Estimators

library(coresynth)

coresynth exposes six estimators through scm_fit() plus an experimental-design variant (scm_design()). This article covers the method-specific options for each. For the basics of the shared interface, see Get started. For inference, see Inference; for multi-period adoption, see Staggered adoption.

We use one synthetic panel throughout, with two auxiliary covariates so we can demonstrate predictor- and covariate-based matching.

set.seed(1)
N <- 12; TT <- 20; T_pre <- 12
f   <- cumsum(rnorm(TT, 0, 0.5))
lam <- rnorm(N, 1, 0.3)
dat <- expand.grid(time = seq_len(TT), id = paste0("u", seq_len(N)))
dat$y      <- as.vector(outer(f, lam)) + rnorm(nrow(dat), 0, 0.3)
dat$income <- as.vector(outer(f * 0.5, lam)) + rnorm(nrow(dat), 0, 0.3)  # predictor
dat$x      <- rnorm(nrow(dat))                                           # time-varying cov
dat$d      <- as.integer(dat$id == "u1" & dat$time > T_pre)
dat$y[dat$d == 1] <- dat$y[dat$d == 1] + 2.0   # true ATT = 2.0

SCM — Synthetic Control Method

Abadie, Diamond & Hainmueller (2010). Donor weights on the simplex match the treated unit’s pre-treatment trajectory.

Predictors via `pred()`

By default (predictors = NULL) all pre-treatment outcomes form the predictor matrix. To match on covariates and specific outcome lags instead, build a list of pred(vars, times, op) specs:

fit_scm <- scm_fit(
  y ~ d | id + time, data = dat, method = "scm",
  predictors = list(
    pred("income", 1:T_pre),          # mean income over the pre-period
    pred("y", T_pre),                  # outcome in the last pre-period
    pred("y", 1:4, op = "mean")        # outcome averaged over early pre-period
  )
)
fit_scm$estimate
#> [1] 2.040494

Out-of-sample V selection, donor filtering, penalisation

# Abadie (2021) S.3.2: split the pre-period to choose V out of sample
fit_oos <- scm_fit(y ~ d | id + time, data = dat, method = "scm",
                   v_selection = "oos")

# Abadie (2021) S.4: drop poorly-fitting donors by individual MSPE ratio
fit_filt <- scm_fit(y ~ d | id + time, data = dat, method = "scm",
                    donor_mspe_threshold = 5)

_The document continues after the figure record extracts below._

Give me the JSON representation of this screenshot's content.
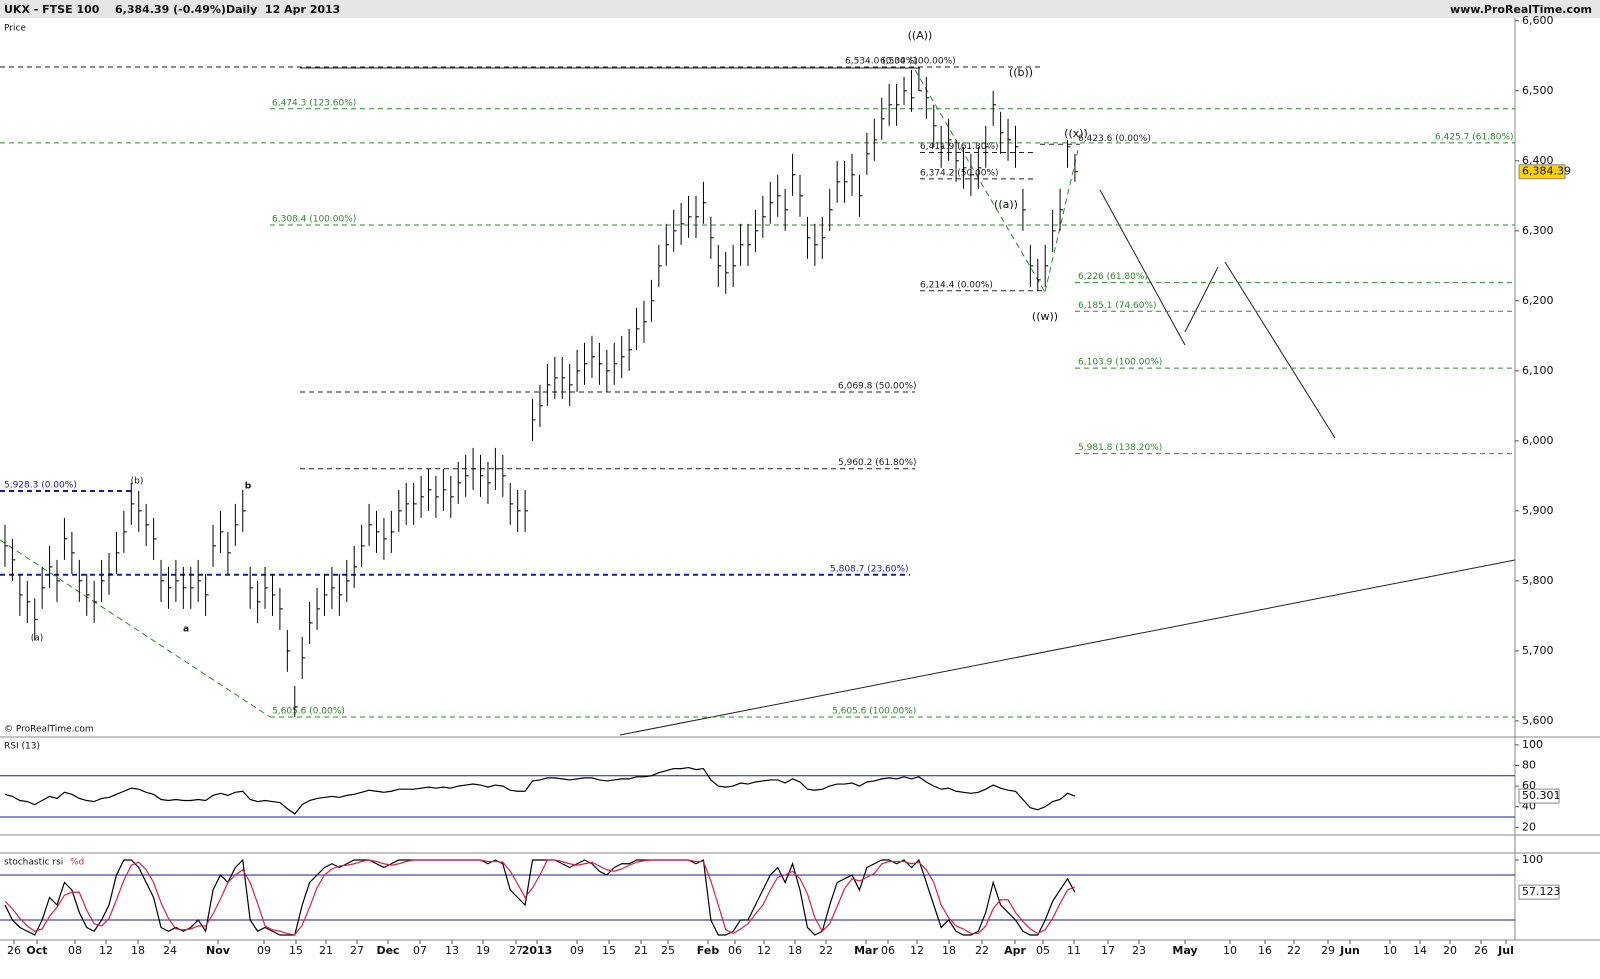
{
  "header": {
    "symbol": "UKX - FTSE 100",
    "quote": "6,384.39 (-0.49%)",
    "period": "Daily  12 Apr 2013",
    "source": "www.ProRealTime.com"
  },
  "chart_data": [
    {
      "type": "ohlc",
      "title": "Price",
      "watermark": "© ProRealTime.com",
      "last_label": "6,384.39",
      "color": "#000000",
      "ylim": [
        5577,
        6604
      ],
      "yticks": [
        {
          "value": 6600,
          "label": "6,600"
        },
        {
          "value": 6500,
          "label": "6,500"
        },
        {
          "value": 6400,
          "label": "6,400"
        },
        {
          "value": 6300,
          "label": "6,300"
        },
        {
          "value": 6200,
          "label": "6,200"
        },
        {
          "value": 6100,
          "label": "6,100"
        },
        {
          "value": 6000,
          "label": "6,000"
        },
        {
          "value": 5900,
          "label": "5,900"
        },
        {
          "value": 5800,
          "label": "5,800"
        },
        {
          "value": 5700,
          "label": "5,700"
        },
        {
          "value": 5600,
          "label": "5,600"
        }
      ],
      "date_labels": [
        "26",
        "Oct",
        "08",
        "12",
        "18",
        "24",
        "Nov",
        "09",
        "15",
        "21",
        "27",
        "Dec",
        "07",
        "13",
        "19",
        "27",
        "2013",
        "09",
        "15",
        "21",
        "25",
        "Feb",
        "06",
        "12",
        "18",
        "22",
        "Mar",
        "06",
        "12",
        "18",
        "22",
        "Apr",
        "05",
        "11",
        "17",
        "23",
        "May",
        "10",
        "16",
        "22",
        "29",
        "Jun",
        "10",
        "14",
        "20",
        "26",
        "Jul"
      ],
      "high": [
        5880,
        5860,
        5810,
        5800,
        5775,
        5820,
        5850,
        5830,
        5890,
        5870,
        5830,
        5810,
        5800,
        5830,
        5840,
        5870,
        5900,
        5940,
        5928.3,
        5910,
        5890,
        5830,
        5820,
        5830,
        5820,
        5820,
        5830,
        5810,
        5880,
        5900,
        5870,
        5910,
        5930,
        5820,
        5800,
        5820,
        5810,
        5790,
        5730,
        5650,
        5720,
        5770,
        5790,
        5810,
        5820,
        5810,
        5830,
        5850,
        5880,
        5910,
        5900,
        5890,
        5900,
        5930,
        5940,
        5940,
        5950,
        5960,
        5950,
        5960,
        5950,
        5970,
        5980,
        5990,
        5980,
        5970,
        5990,
        5980,
        5940,
        5930,
        5930,
        6060,
        6080,
        6110,
        6120,
        6120,
        6110,
        6130,
        6140,
        6150,
        6140,
        6130,
        6140,
        6150,
        6160,
        6190,
        6200,
        6230,
        6280,
        6310,
        6330,
        6340,
        6350,
        6350,
        6370,
        6320,
        6280,
        6270,
        6280,
        6310,
        6310,
        6330,
        6350,
        6370,
        6380,
        6360,
        6410,
        6380,
        6320,
        6310,
        6320,
        6360,
        6400,
        6400,
        6410,
        6380,
        6440,
        6460,
        6490,
        6510,
        6510,
        6520,
        6530,
        6534,
        6520,
        6480,
        6450,
        6460,
        6430,
        6420,
        6410,
        6420,
        6450,
        6500,
        6470,
        6460,
        6450,
        6360,
        6280,
        6260,
        6280,
        6330,
        6360,
        6430,
        6410
      ],
      "low": [
        5820,
        5800,
        5750,
        5740,
        5715,
        5760,
        5790,
        5770,
        5830,
        5810,
        5770,
        5750,
        5740,
        5770,
        5780,
        5810,
        5840,
        5880,
        5870,
        5850,
        5830,
        5770,
        5760,
        5770,
        5760,
        5760,
        5770,
        5750,
        5820,
        5840,
        5810,
        5850,
        5870,
        5760,
        5740,
        5760,
        5750,
        5730,
        5670,
        5605.6,
        5660,
        5710,
        5730,
        5750,
        5760,
        5750,
        5770,
        5790,
        5820,
        5850,
        5840,
        5830,
        5840,
        5870,
        5880,
        5880,
        5890,
        5900,
        5890,
        5900,
        5890,
        5910,
        5920,
        5930,
        5920,
        5910,
        5930,
        5920,
        5880,
        5870,
        5870,
        6000,
        6020,
        6050,
        6060,
        6060,
        6050,
        6070,
        6080,
        6090,
        6080,
        6070,
        6080,
        6090,
        6100,
        6130,
        6140,
        6170,
        6220,
        6250,
        6270,
        6280,
        6290,
        6290,
        6310,
        6260,
        6220,
        6210,
        6220,
        6250,
        6250,
        6270,
        6290,
        6310,
        6320,
        6300,
        6350,
        6320,
        6260,
        6250,
        6260,
        6300,
        6340,
        6340,
        6350,
        6320,
        6380,
        6400,
        6430,
        6450,
        6450,
        6480,
        6470,
        6500,
        6460,
        6420,
        6390,
        6400,
        6370,
        6360,
        6350,
        6360,
        6390,
        6450,
        6410,
        6400,
        6390,
        6300,
        6220,
        6214.4,
        6220,
        6270,
        6300,
        6390,
        6370
      ],
      "close": [
        5850,
        5830,
        5780,
        5770,
        5745,
        5790,
        5820,
        5800,
        5860,
        5840,
        5800,
        5780,
        5770,
        5800,
        5810,
        5840,
        5870,
        5910,
        5900,
        5880,
        5860,
        5800,
        5790,
        5800,
        5790,
        5790,
        5800,
        5780,
        5850,
        5870,
        5840,
        5880,
        5900,
        5790,
        5770,
        5790,
        5780,
        5760,
        5700,
        5620,
        5690,
        5740,
        5760,
        5780,
        5790,
        5780,
        5800,
        5820,
        5850,
        5880,
        5870,
        5860,
        5870,
        5900,
        5910,
        5910,
        5920,
        5930,
        5920,
        5930,
        5920,
        5940,
        5950,
        5960,
        5950,
        5940,
        5960,
        5950,
        5910,
        5900,
        5900,
        6030,
        6050,
        6080,
        6090,
        6090,
        6080,
        6100,
        6110,
        6120,
        6110,
        6100,
        6110,
        6120,
        6130,
        6160,
        6170,
        6200,
        6250,
        6280,
        6300,
        6310,
        6320,
        6320,
        6340,
        6290,
        6250,
        6240,
        6250,
        6280,
        6280,
        6300,
        6320,
        6340,
        6350,
        6330,
        6380,
        6350,
        6290,
        6280,
        6290,
        6330,
        6370,
        6370,
        6380,
        6350,
        6410,
        6430,
        6460,
        6480,
        6480,
        6500,
        6490,
        6500,
        6490,
        6450,
        6420,
        6430,
        6400,
        6390,
        6380,
        6390,
        6420,
        6480,
        6440,
        6430,
        6420,
        6330,
        6250,
        6230,
        6250,
        6300,
        6330,
        6420,
        6384.39
      ],
      "levels": [
        {
          "value": 6534.0,
          "label": "6,534.0 (0.00%)",
          "color": "#222222"
        },
        {
          "value": 6534,
          "label": "6,534 (100.00%)",
          "color": "#222222"
        },
        {
          "value": 6474.3,
          "label": "6,474.3 (123.60%)",
          "color": "#2e8b2e"
        },
        {
          "value": 6425.7,
          "label": "6,425.7 (61.80%)",
          "color": "#2e8b2e"
        },
        {
          "value": 6423.6,
          "label": "6,423.6 (0.00%)",
          "color": "#222222"
        },
        {
          "value": 6411.9,
          "label": "6,411.9 (61.80%)",
          "color": "#222222"
        },
        {
          "value": 6374.2,
          "label": "6,374.2 (50.00%)",
          "color": "#222222"
        },
        {
          "value": 6308.4,
          "label": "6,308.4 (100.00%)",
          "color": "#2e8b2e"
        },
        {
          "value": 6226,
          "label": "6,226 (61.80%)",
          "color": "#2e8b2e"
        },
        {
          "value": 6214.4,
          "label": "6,214.4 (0.00%)",
          "color": "#222222"
        },
        {
          "value": 6185.1,
          "label": "6,185.1 (74.60%)",
          "color": "#2e8b2e"
        },
        {
          "value": 6103.9,
          "label": "6,103.9 (100.00%)",
          "color": "#2e8b2e"
        },
        {
          "value": 6069.8,
          "label": "6,069.8 (50.00%)",
          "color": "#222222"
        },
        {
          "value": 5981.8,
          "label": "5,981.8 (138.20%)",
          "color": "#2e8b2e"
        },
        {
          "value": 5960.2,
          "label": "5,960.2 (61.80%)",
          "color": "#222222"
        },
        {
          "value": 5928.3,
          "label": "5,928.3 (0.00%)",
          "color": "#1a1aa0"
        },
        {
          "value": 5808.7,
          "label": "5,808.7 (23.60%)",
          "color": "#1a1aa0"
        },
        {
          "value": 5605.6,
          "label": "5,605.6 (0.00%)",
          "color": "#2e8b2e"
        },
        {
          "value": 5605.6,
          "label": "5,605.6 (100.00%)",
          "color": "#2e8b2e"
        }
      ],
      "wave_labels": [
        "((A))",
        "((b))",
        "((x))",
        "((a))",
        "((w))",
        "(b)",
        "b",
        "a",
        "(a)"
      ]
    },
    {
      "type": "line",
      "title": "RSI (13)",
      "ylim": [
        13.5,
        106.7
      ],
      "yticks": [
        100,
        80,
        60,
        40,
        20
      ],
      "levels": [
        70,
        30
      ],
      "level_color": "#1a1aa0",
      "series": [
        {
          "color": "#000000",
          "values": [
            52,
            50,
            46,
            45,
            42,
            46,
            50,
            48,
            54,
            52,
            48,
            46,
            45,
            48,
            49,
            52,
            55,
            58,
            57,
            54,
            52,
            47,
            46,
            47,
            46,
            46,
            47,
            46,
            51,
            53,
            51,
            54,
            55,
            47,
            45,
            46,
            45,
            44,
            38,
            33,
            42,
            46,
            48,
            49,
            50,
            49,
            51,
            52,
            54,
            56,
            55,
            54,
            55,
            57,
            57,
            57,
            58,
            59,
            58,
            59,
            58,
            60,
            61,
            62,
            61,
            59,
            61,
            60,
            56,
            55,
            55,
            65,
            66,
            68,
            68,
            67,
            66,
            67,
            68,
            68,
            66,
            65,
            66,
            67,
            67,
            69,
            69,
            70,
            73,
            75,
            77,
            77,
            78,
            76,
            77,
            66,
            60,
            59,
            60,
            63,
            62,
            64,
            65,
            66,
            66,
            63,
            67,
            64,
            57,
            56,
            57,
            60,
            62,
            62,
            63,
            60,
            64,
            65,
            67,
            68,
            67,
            69,
            67,
            69,
            64,
            60,
            57,
            58,
            55,
            54,
            53,
            54,
            57,
            61,
            58,
            56,
            55,
            47,
            39,
            37,
            40,
            45,
            47,
            53,
            50.301
          ]
        }
      ]
    },
    {
      "type": "line",
      "title": "stochastic rsi",
      "ylim": [
        -6.7,
        108
      ],
      "yticks": [
        100
      ],
      "levels": [
        80,
        20
      ],
      "level_color": "#1a1aa0",
      "series": [
        {
          "color": "#000000",
          "values": [
            40,
            20,
            10,
            5,
            0,
            20,
            50,
            40,
            70,
            60,
            30,
            10,
            5,
            20,
            40,
            80,
            100,
            100,
            90,
            70,
            50,
            10,
            5,
            10,
            5,
            10,
            20,
            5,
            60,
            80,
            70,
            90,
            100,
            20,
            5,
            10,
            5,
            0,
            0,
            0,
            40,
            70,
            80,
            90,
            95,
            90,
            95,
            100,
            100,
            100,
            95,
            90,
            95,
            100,
            100,
            100,
            100,
            100,
            100,
            100,
            100,
            100,
            100,
            100,
            100,
            95,
            100,
            95,
            60,
            50,
            40,
            100,
            100,
            100,
            100,
            95,
            90,
            95,
            100,
            95,
            85,
            80,
            90,
            95,
            95,
            100,
            100,
            100,
            100,
            100,
            100,
            100,
            100,
            95,
            100,
            20,
            0,
            0,
            5,
            20,
            20,
            40,
            60,
            80,
            90,
            70,
            95,
            60,
            10,
            0,
            5,
            40,
            70,
            75,
            80,
            60,
            90,
            95,
            100,
            100,
            95,
            100,
            90,
            100,
            70,
            40,
            10,
            20,
            5,
            0,
            0,
            5,
            30,
            70,
            40,
            30,
            20,
            5,
            0,
            0,
            20,
            45,
            60,
            75,
            57.123
          ]
        },
        {
          "name": "%d",
          "color": "#e0204a",
          "values": [
            45,
            35,
            22,
            12,
            5,
            8,
            25,
            37,
            53,
            57,
            57,
            33,
            15,
            12,
            22,
            47,
            73,
            93,
            97,
            87,
            70,
            43,
            22,
            8,
            7,
            8,
            12,
            12,
            28,
            48,
            70,
            80,
            87,
            70,
            42,
            12,
            7,
            5,
            2,
            0,
            13,
            37,
            63,
            80,
            88,
            92,
            93,
            95,
            98,
            100,
            98,
            95,
            93,
            95,
            98,
            100,
            100,
            100,
            100,
            100,
            100,
            100,
            100,
            100,
            100,
            98,
            98,
            97,
            85,
            68,
            50,
            63,
            80,
            100,
            100,
            98,
            95,
            93,
            95,
            97,
            92,
            87,
            85,
            88,
            93,
            97,
            99,
            100,
            100,
            100,
            100,
            100,
            100,
            98,
            98,
            72,
            40,
            7,
            2,
            8,
            15,
            28,
            40,
            60,
            77,
            80,
            85,
            75,
            55,
            23,
            5,
            15,
            38,
            62,
            75,
            72,
            77,
            82,
            95,
            98,
            98,
            98,
            95,
            97,
            87,
            70,
            40,
            23,
            12,
            8,
            2,
            2,
            12,
            35,
            47,
            47,
            30,
            18,
            8,
            2,
            7,
            22,
            42,
            60,
            64
          ]
        }
      ]
    }
  ]
}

# Abadie & L'Hour (2021): penalised SCM (auto-selects the penalty out of sample)
fit_pen <- scm_fit(y ~ d | id + time, data = dat, method = "scm",
                   lambda_pen = "auto")

c(oos = fit_oos$estimate, filtered = fit_filt$estimate, penalised = fit_pen$estimate)
#>       oos  filtered penalised 
#>  2.581804  2.073836  2.073836

Augmented SCM

augment_scm() applies the ridge bias-correction of Ben-Michael, Feller & Rothstein (2021):

aug <- augment_scm(fit_scm)
c(scm = aug$att_scm, augmented = aug$att_aug)
#>       scm augmented 
#>  2.040494  2.118568

SDID — Synthetic Difference-in-Differences

Arkhangelsky et al. (2021). Combines unit and time weights with a DiD-style double differencing. Time-varying covariates are partialled out first (Clarke et al. 2023):

fit_sdid <- scm_fit(y ~ d | id + time, data = dat, method = "sdid",
                    covariates = "x")
fit_sdid$estimate
#> [1] 1.975303

GSC — Generalised Synthetic Control

Xu (2017). Interactive fixed effects estimated by SVD; r sets the number of latent factors. With covariates the full EM algorithm is used (E-step SVD, M-step ridge OLS), and fit$beta holds the covariate coefficients.

fit_gsc <- scm_fit(y ~ d | id + time, data = dat, method = "gsc",
                   r = 2, covariates = "x")
c(estimate = fit_gsc$estimate, beta = unname(fit_gsc$beta))
#>   estimate       beta 
#> 1.89883014 0.01877872

r sensitivity is easy to sweep:

sapply(1:3, function(rr)
  scm_fit(y ~ d | id + time, data = dat, method = "gsc", r = rr)$estimate)
#> [1] 1.912170 1.905871 1.875384

MC — Matrix Completion

Athey et al. (2021). Nuclear-norm-regularised completion (Soft-Impute). The penalty lambda defaults to 0.01 * sigma_max(Y); pass a number to override.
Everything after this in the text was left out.